Many employers require their employees to sign agreements which contain covenants not to compete with the company. The enforceability of these restrictive provisions varies from state-to-state and depends on a variety of factors. A former employee who violates an enforceable non-compete agreement may be ordered to cease competitive activity and pay damages to the former employer. In other covenants, the restrictions may be deemed too restrictive and an undue restraint of trade.
A covenant not to compete is a promise by an employee that he or she will not compete with his or her employer for a specified period of time and/or within a particular geographic location. It may be contained within an employment agreement, or may be a separate contract. Agreements which prevent employees from competing with the employer while employed are enforceable in every jurisdiction. However, agreements which affect an employee’s conduct after employment termination are subject to stricter requirements regarding “reasonableness,” and are generally disallowed in some states, such as California which has enacted statutes against such agreements except in very narrow circumstances.
Even in states where such covenants are enforceable, courts generally disfavor them because they are anti-competitive. Nevertheless, such agreements will be enforced if the former employer can demonstrate the following:
- The employee received consideration at the time the agreement was signed;
- The agreement protects the employers legitimate business interest; and
- The agreement is reasonable to protect the employer, but not unduly burdensome to the employee who has a right to make a living.
Under the principles of contract law, all agreements must be supported by consideration in order to be enforceable. The employee signing the covenant not to compete must receive something of value in exchange for making the promise. If the agreement is signed prior to employment, the employment itself constitutes consideration. If, however, the agreement is signed after employment commences, the employee must receive something else of value in exchange for the agreement to be enforceable.
Legitimate Business Interest
Legitimate business interests can include protecting and preserving confidential information (trade secrets) and customer relationships. Most states recognize an employer’s right to prevent an employee from taking advantage of information acquired or relationships developed as a result of the employment arrangement, in order to later compete against the employer.
Based on the circumstances, a covenant must be reasonably necessary. If the covenant is overly broad, or unduly burdensome on the employee, the court may refuse to enforce the agreement. Therefore, the covenant must be reasonable in both duration and scope.
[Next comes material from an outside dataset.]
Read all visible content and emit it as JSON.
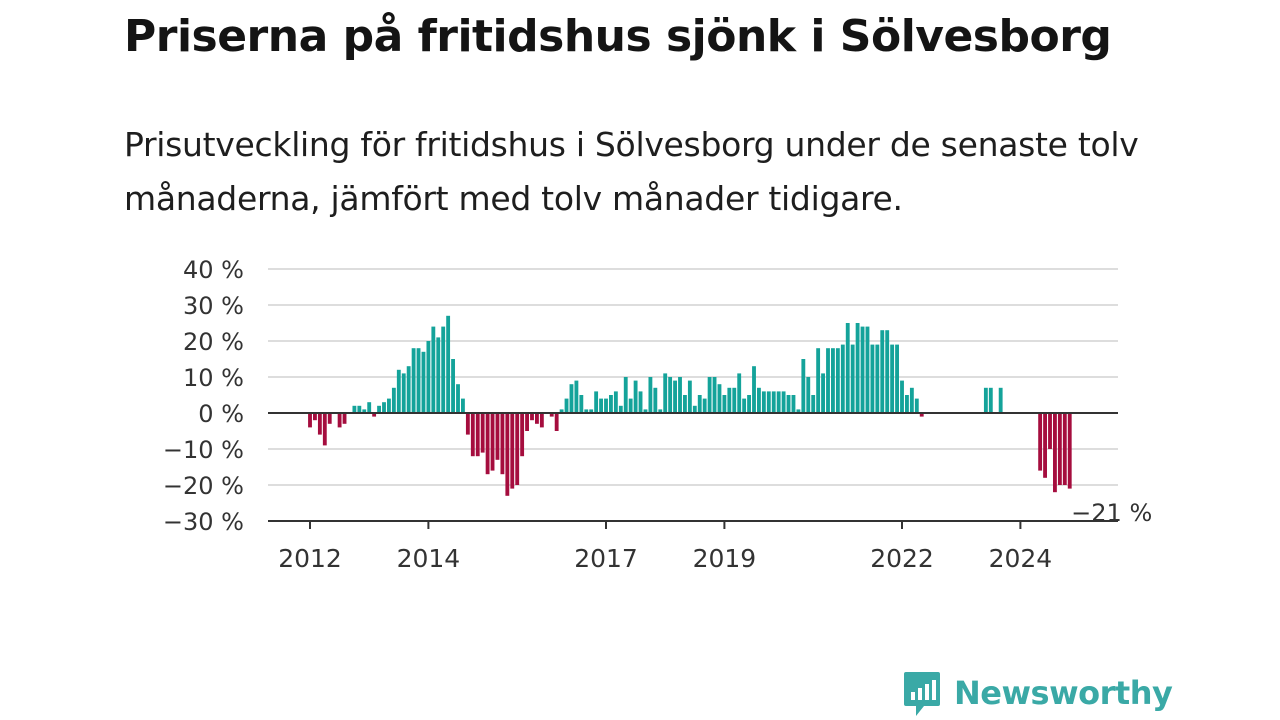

If a covenant is overly broad, the court may narrow its scope or duration and enforce it accordingly. But if a covenant is so broad that is clearly was designed to prevent lawful competition, as opposed to protecting legitimate business interests, the court may strike down the agreement in its entirety.
To enforce a covenant not to compete, the employer can file a court action seeking an injunction against the employee’s continued violations of the agreement. The company can also seek monetary damages to cover losses resulting from the employee’s breach.